At Emory university, I am actively working in support of a flexible, robust, and reflective approach to learning analytics. In addition to providing analytical support for instructors and instructional designers (we are already seeing some really interesting results with instructional design implications that extend well beyond Emory), and leading several workshops, I have worked with Emory’s Institute for Quantitative Theory and Methods (QuanTM) to organize a learning analytics speaker series featuring the likes of Ryan Baker, Alyssa Wise, Chuck Dziuban, Carolyn Rosé, and Dragan Gašević. I am also in the process of organizing a full-day SoLAR Flare (Spring 2015), which will bring together thought leaders from around Georgia to discuss their work and opportunities for future collaboration. Lastly, I have facilitated the formation of a new learning analytics community of practice, a community-driven opportunity to support, motivate, and educate Emory faculty and staff with an interest in using data to improve learning and optimize learning environments. My overarching aim in all these initiatives is to promote a reflective approach to learning analytics in support of student success, not just through to degree, but also beyond.

2014 Learning Analytics Summer Institutes Begin Tomorrow

Geolocation from LASI 2014 (June 30, 2014)
FIGURE 1: Geolocation map of user tweets using the hash tag #lasi14 (As of 2014-06-29 19:00:00 EST)

The second annual Learning Analytics Summer Institutes (LASI) begin tomorrow. I am delighted to have been selected as one of the participants for this year’s event, and look forward to coming away at the end of the three days with new skills and insights that I can put immediately into practice, and share with others in my local community in Atlanta, GA. The Society for Learning Analytic Research and the International Educational Data Mining Society together form a vibrant, diverse, and welcoming community of scholars and practitioners. Professional conferences and related events are, generally speaking, terrible. The Learning Analytics and Knowledge Conference, which I has the great pleasure of attending this year, was a rare exception, and I expect LASI to be just as exceptional.

LASI14 Social Netork AnalysisFIGURE 2: Social Network Diagram of user tweets using the Twitter hashtag #lasi14 (As of 2014-06-29 19:00:00 EST)

Unlike an academic conference, the summer institutes are meant to function as an intensive ‘summer camp’ for educational data scientists. This year, in addition to keynote lectures by Pierre Dillenbourg (“What Does Eye Tracking Tell Us On MOOCs”), Phil Winne (“Learning Analytics for Learning Science When N = me”), and Tiffany Barnes (“Making a meaningful difference: Leveraging data to improve learning for most of people most of the time”), the event also gives participants the opportunity to participate in several hands-on workshops. Of course, the most valuable aspect of LASI is the chance to connect with experts in the field of learning analytics, to share ideas, mutually inspire, and generate opportunities for future collaboration.

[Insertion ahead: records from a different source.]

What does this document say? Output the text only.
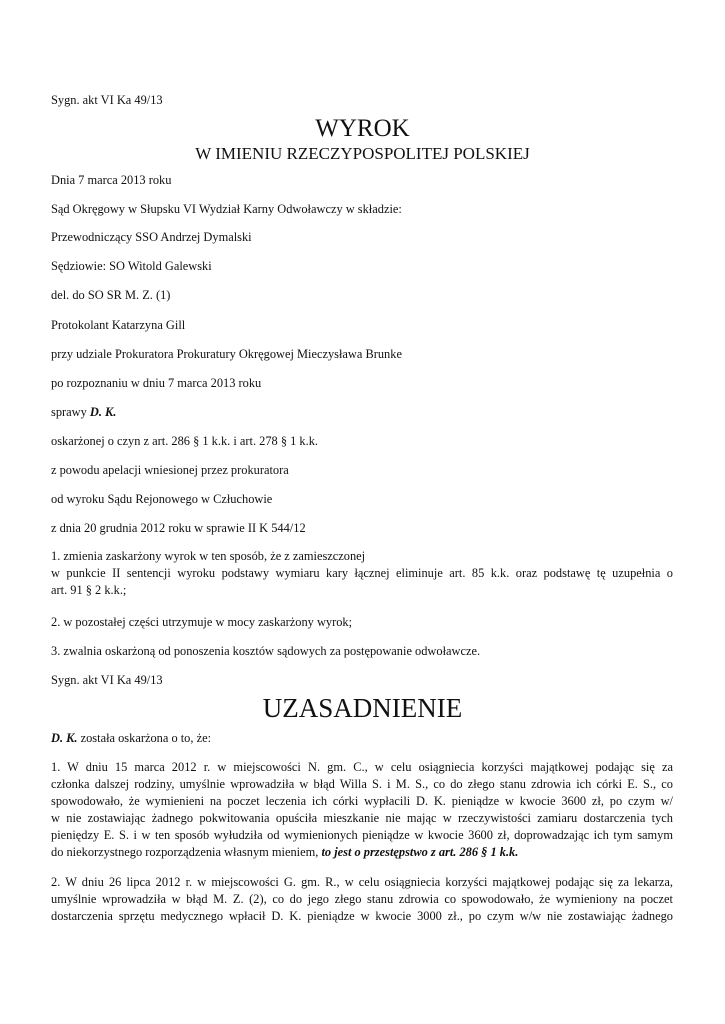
Sygn. akt VI Ka 49/13
WYROK
W IMIENIU RZECZYPOSPOLITEJ POLSKIEJ
Dnia 7 marca 2013 roku
Sąd Okręgowy w Słupsku VI Wydział Karny Odwoławczy w składzie:
Przewodniczący SSO Andrzej Dymalski
Sędziowie: SO Witold Galewski
del. do SO SR M. Z. (1)
Protokolant Katarzyna Gill
przy udziale Prokuratora Prokuratury Okręgowej Mieczysława Brunke
po rozpoznaniu w dniu 7 marca 2013 roku
sprawy D. K.
oskarżonej o czyn z art. 286 § 1 k.k. i art. 278 § 1 k.k.
z powodu apelacji wniesionej przez prokuratora
od wyroku Sądu Rejonowego w Człuchowie
z dnia 20 grudnia 2012 roku w sprawie II K 544/12
1. zmienia zaskarżony wyrok w ten sposób, że z zamieszczonej
w punkcie II sentencji wyroku podstawy wymiaru kary łącznej eliminuje art. 85 k.k. oraz podstawę tę uzupełnia o
art. 91 § 2 k.k.;
2. w pozostałej części utrzymuje w mocy zaskarżony wyrok;
3. zwalnia oskarżoną od ponoszenia kosztów sądowych za postępowanie odwoławcze.
Sygn. akt VI Ka 49/13
UZASADNIENIE
D. K. została oskarżona o to, że:
1. W dniu 15 marca 2012 r. w miejscowości N. gm. C., w celu osiągniecia korzyści majątkowej podając się za
członka dalszej rodziny, umyślnie wprowadziła w błąd Willa S. i M. S., co do złego stanu zdrowia ich córki E. S., co
spowodowało, że wymienieni na poczet leczenia ich córki wypłacili D. K. pieniądze w kwocie 3600 zł, po czym w/
w nie zostawiając żadnego pokwitowania opuściła mieszkanie nie mając w rzeczywistości zamiaru dostarczenia tych
pieniędzy E. S. i w ten sposób wyłudziła od wymienionych pieniądze w kwocie 3600 zł, doprowadzając ich tym samym
do niekorzystnego rozporządzenia własnym mieniem, to jest o przestępstwo z art. 286 § 1 k.k.
2. W dniu 26 lipca 2012 r. w miejscowości G. gm. R., w celu osiągniecia korzyści majątkowej podając się za lekarza,
umyślnie wprowadziła w błąd M. Z. (2), co do jego złego stanu zdrowia co spowodowało, że wymieniony na poczet
dostarczenia sprzętu medycznego wpłacił D. K. pieniądze w kwocie 3000 zł., po czym w/w nie zostawiając żadnego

In addition to the live event at the Harvard Graduate School of Education in Boston, MA, there are also several international satellite events taking place at the same time. Activity from all these events will be tagged #lasi2014, and I will do my best to summarize this activity at the end of each day.

Upping my ‘creepiness factor,’ I have also borrowed my wife’s narrative clip, which I will wear periodically over the next few days. My wife, Elisa Wallace, is an elite equestrian who has recently started working with Narrative to look at device applications in the sport of three day eventing. From the perspective of analytics, wearing the clip will give me an ongoing photo record of this year’s LASI, but also GPS and accelerometer data, which I look forward to reviewing as well.